TheNamelessOne_PL: I don't mean to come across as being snarky or patronizing or anything like that, but I am just quite a bit baffled.
How are people still even using Windows 7? Quite easily. I have two rigs, one is using W10, the other dual-booting W7 & Linux. Despite being "old", if you do not own any DX12 exclusive games (and I don't) there is literally no functional difference at all for a gaming rig for my entire collection of +2,000 games. Nor has there been any difference in security either. 99% of the 70,000 PC games using DirectX 5-11, OpenGL or Vulkan API's work flawlessly, which just goes to show how little the "core" of Windows has changed, and how much W8, W10, W11, etc, is more about endless unwanted UI makeovers than some radical under the hood changes. I have simply noticed zero practical difference in gaming on the W10 vs W7 computers, even today in 2022. The only games that need DX12 exclusively, ie, it's DX12 or nothing with no alternative Vulkan / DX11 / OpenGL renderer tend to be the same AAA's I don't buy because of DRM.
TheNamelessOne_PL: Using Windows 7 is basically begging for hackers or malware to take over your system. Windows 7 has not received security updates in, like, 3 years. It's a massive, gaping security hole just waiting to be taken advantage of by any half-decent script-kiddie.
This is factually incorrect. W7 ESU (Extended Support Updates) are available until 2023 (there's a simple tweak that allows anyone to download them, just as with the previous 'zeffy' utility that unlocked Microsoft's fake locking of updates on Gen 7 Intel / Ryzen CPU's). Whilst I wouldn't use W7 today as some outward facing financial server, "security" issues (most of which use fringe attack vectors), are laughably overrated for a simple (mostly) offline gaming rig. "Hacking" in the real world does not involve hackers performing 100m individual attacks vs 100m individual consumer PC's sitting behind a firewalled NAT + dynamic IP one by one, they target online corporate databases containing millions of records (and they still get hacked despite running Windows 10-11 Server) then rapidly "flip" the database on the dark-web for Bitcoin. That is real-life hacking.
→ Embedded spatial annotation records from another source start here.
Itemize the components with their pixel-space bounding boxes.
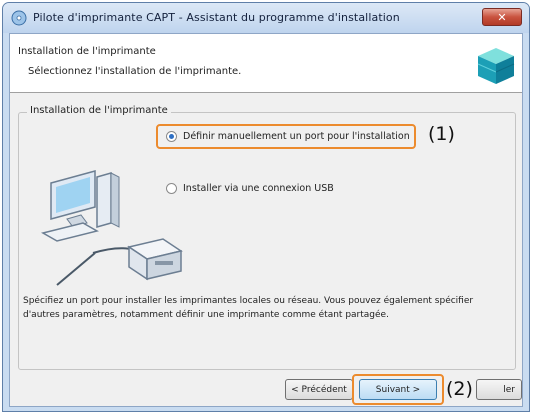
radio-option-manual-port[interactable]: Définir manuellement un port pour l'inst… — [156, 124, 416, 149]
previous-button[interactable]: < Précédent — [285, 379, 353, 400]
group-legend: Installation de l'imprimante — [27, 105, 171, 116]
computer-printer-icon — [41, 170, 183, 286]
close-button[interactable]: ✕ — [482, 8, 522, 26]
radio-label-manual-port: Définir manuellement un port pour l'inst… — [183, 131, 410, 142]
radio-label-usb: Installer via une connexion USB — [183, 183, 334, 194]
header-title: Installation de l'imprimante — [18, 46, 156, 57]
wizard-body: Installation de l'imprimante Sélectionne… — [9, 33, 523, 407]
radio-button-selected[interactable] — [166, 131, 177, 142]
close-icon: ✕ — [497, 10, 507, 24]
printer-installation-group: Installation de l'imprimante — [18, 105, 516, 370]
title-bar: Pilote d'imprimante CAPT - Assistant du … — [3, 3, 529, 33]
callout-2: (2) — [446, 378, 473, 400]
installer-window: Pilote d'imprimante CAPT - Assistant du … — [2, 2, 530, 412]
installer-disc-icon — [11, 10, 27, 26]
callout-1: (1) — [428, 123, 455, 145]
printer-box-icon — [477, 48, 515, 84]
next-button[interactable]: Suivant > — [359, 379, 437, 400]
wizard-header: Installation de l'imprimante Sélectionne… — [10, 34, 522, 93]
header-subtitle: Sélectionnez l'installation de l'imprima… — [28, 66, 242, 77]
cancel-button[interactable]: ler — [476, 379, 522, 400]
radio-option-usb[interactable]: Installer via une connexion USB — [166, 183, 334, 194]
description-text: Spécifiez un port pour installer les imp… — [23, 296, 474, 320]
radio-button-unselected[interactable] — [166, 183, 177, 194]
window-title: Pilote d'imprimante CAPT - Assistant du … — [33, 11, 400, 24]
Shadowstalker16: Likelihood of malware infection depends a lot more on the user than the OS. Someone visiting shady sites, clicking on shady links and attachments and running suspicious .exes are still very likely to run into malware issues no matter what OS they use.
^ This. Someone who disables a lot of unwanted services on W7 + runs a whitelisted firewall is already more practically secure than the average W10 user sitting there with Remote Desktop Configuration, Remote Desktop Services, Remote Registry, Secondary Login, Windows Remote Management all enabled +
"everything gets to talk through the firewall without question by default" firewall settings. 2FA /
SCA for banking has done far more to stop account hijacks than Windows Updates ever did (the same ones that delete users data
once,
twice,
three years in a row...)
As for the train-wreck that is W11, compulsory TPM for W11 is far more about gradually introducing Remote Attestation (hardware DRM,
already visible on some new anti-cheat software that locks games to TPM chips) than "protecting" Windows users. Same goes for "Smart App Control" a shiny new "security" feature that
"uses AI and Microsoft's cloud knowledge base to check every app that runs, blocking anything unsigned, unfamiliar, or known to be malicious". Sounds great for morons who open "Free Money.exe" e-mail attachments until you realise you've just added an OS level DRM remote kill-switch that can mass block thousands of unsigned DRM-Free older game, game mods, source ports, etc, at the flip of a single switch far more than Denuvo / SecuROM ever could. This stuff is far more about "bait & switching" hardware DRM under the guise of 'security' than it is 'protecting' anyone from real world threats.